44th anniversary of Emergency: Know more about Indira Gandhi's decision and the 'death of democracy'

Indira Gandhi has often been accused of exemplifying authoritarianism and using her powers to launch a crackdown on her political opponents.

Bismee Taskin @MainaBismee

June 25 marks the 44th anniversary of the Indira Gandhi-led government imposing a state of national emergency in India.

The Emergency period lasted for 19 months (from 1975 to 1977) and is considered as one of the darkest chapters in India's history and the 'death of democracy'. It has also been termed the perfect insignia of authoritarian government policies.

Those 19 months, often referred to as a period of hostility against democracy and civil rights, not only rendered all fundamental rights vulnerable, but also endangered the freedom of socialists and writers.


President Fakhruddin Ali Ahmed officially issued the state of Emergency in the country under Article 352 of the Constitution, citing “internal disturbances”. After the declaration, Prime Minister Indira Gandhi effectively gained authority to rule by decree, suspended all elections and constrained civil rights.

Emergency is a period of governance wherein the President of India proclaims to use the powers vested upon him or her by Part XVII of the Constitution, in case he or she discerns a threat to the nation from internal or external aggression.

The President can overpower many provisions of the Constitution including Fundamental Rights of citizens, freedom of press, freedom of public gathering, etc.

Also read: PM Modi, Amit Shah salute people who resisted Emergency

A war with Pakistan had just ended in 1971 and the financial and economic state of affairs in the country had triggered protests. As the prime minister declared a national emergency, human rights were violated with an increase in the number of curfews and arrests.

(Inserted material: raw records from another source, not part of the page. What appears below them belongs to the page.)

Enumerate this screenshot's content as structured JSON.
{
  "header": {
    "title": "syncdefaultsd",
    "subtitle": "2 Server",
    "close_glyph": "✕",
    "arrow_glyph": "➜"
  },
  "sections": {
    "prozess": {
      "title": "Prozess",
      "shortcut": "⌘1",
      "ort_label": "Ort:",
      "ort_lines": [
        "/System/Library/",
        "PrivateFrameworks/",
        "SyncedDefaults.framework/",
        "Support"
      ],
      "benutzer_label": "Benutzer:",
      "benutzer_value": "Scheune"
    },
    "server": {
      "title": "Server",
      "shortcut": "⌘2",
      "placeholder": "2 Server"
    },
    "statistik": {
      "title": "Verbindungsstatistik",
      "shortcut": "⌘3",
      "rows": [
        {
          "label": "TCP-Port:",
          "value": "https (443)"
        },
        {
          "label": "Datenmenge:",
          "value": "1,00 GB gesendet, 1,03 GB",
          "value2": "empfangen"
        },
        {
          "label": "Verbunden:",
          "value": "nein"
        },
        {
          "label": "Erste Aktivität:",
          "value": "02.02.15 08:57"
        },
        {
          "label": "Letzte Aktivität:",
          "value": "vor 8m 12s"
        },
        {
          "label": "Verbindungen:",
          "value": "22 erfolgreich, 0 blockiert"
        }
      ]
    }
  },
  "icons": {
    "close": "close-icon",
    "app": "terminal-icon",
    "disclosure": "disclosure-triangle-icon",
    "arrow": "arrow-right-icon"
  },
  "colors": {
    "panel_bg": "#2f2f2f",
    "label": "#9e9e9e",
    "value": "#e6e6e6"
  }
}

Political leaders like Morarji Desai, Charan Singh and Gayatri Devi, among others, were arrested and political, social and student bodies were banned.

Indira Gandhi has often been accused of exemplifying authoritarianism and using her powers to launch a crackdown on her political opponents.

The President issued timely ordinances, allowing the prime minister to rule by decree. Rule by decree is a form of governance which bypasses parliamentarian probe and remains unchallenged; often exercised by monarchs and dictators.


The 42nd Amendment to the Indian Constitution remains one of the lasting impacts of this national emergency. Reviewed upon as one of the most controversial amendments, the 42nd Amendment brought about changes in almost all parts of the Constitution, including the reduction of powers of the Supreme Court and High Courts vis-a-vis the constitutional validity of laws.

The Indira Gandhi-led government was also accused of marginalising human rights by making arrests and undertaking preventive detentions during the Emergency.

Politicians and critics have accused the Indira Gandhi government of exercising complete political autonomy, shadowing democracy in all of its forms. Media institutions were also instructed, as per government feasibility, on news.

The Indira Gandhi government was accused of undertaking forced sterilization campaigns, a move led by Indira Gandhi’s son Sanjay Gandhi. The controversial programme violated family planning as a basic human right. Incidents of forced vasectomy were reported and were widely criticised by the Opposition.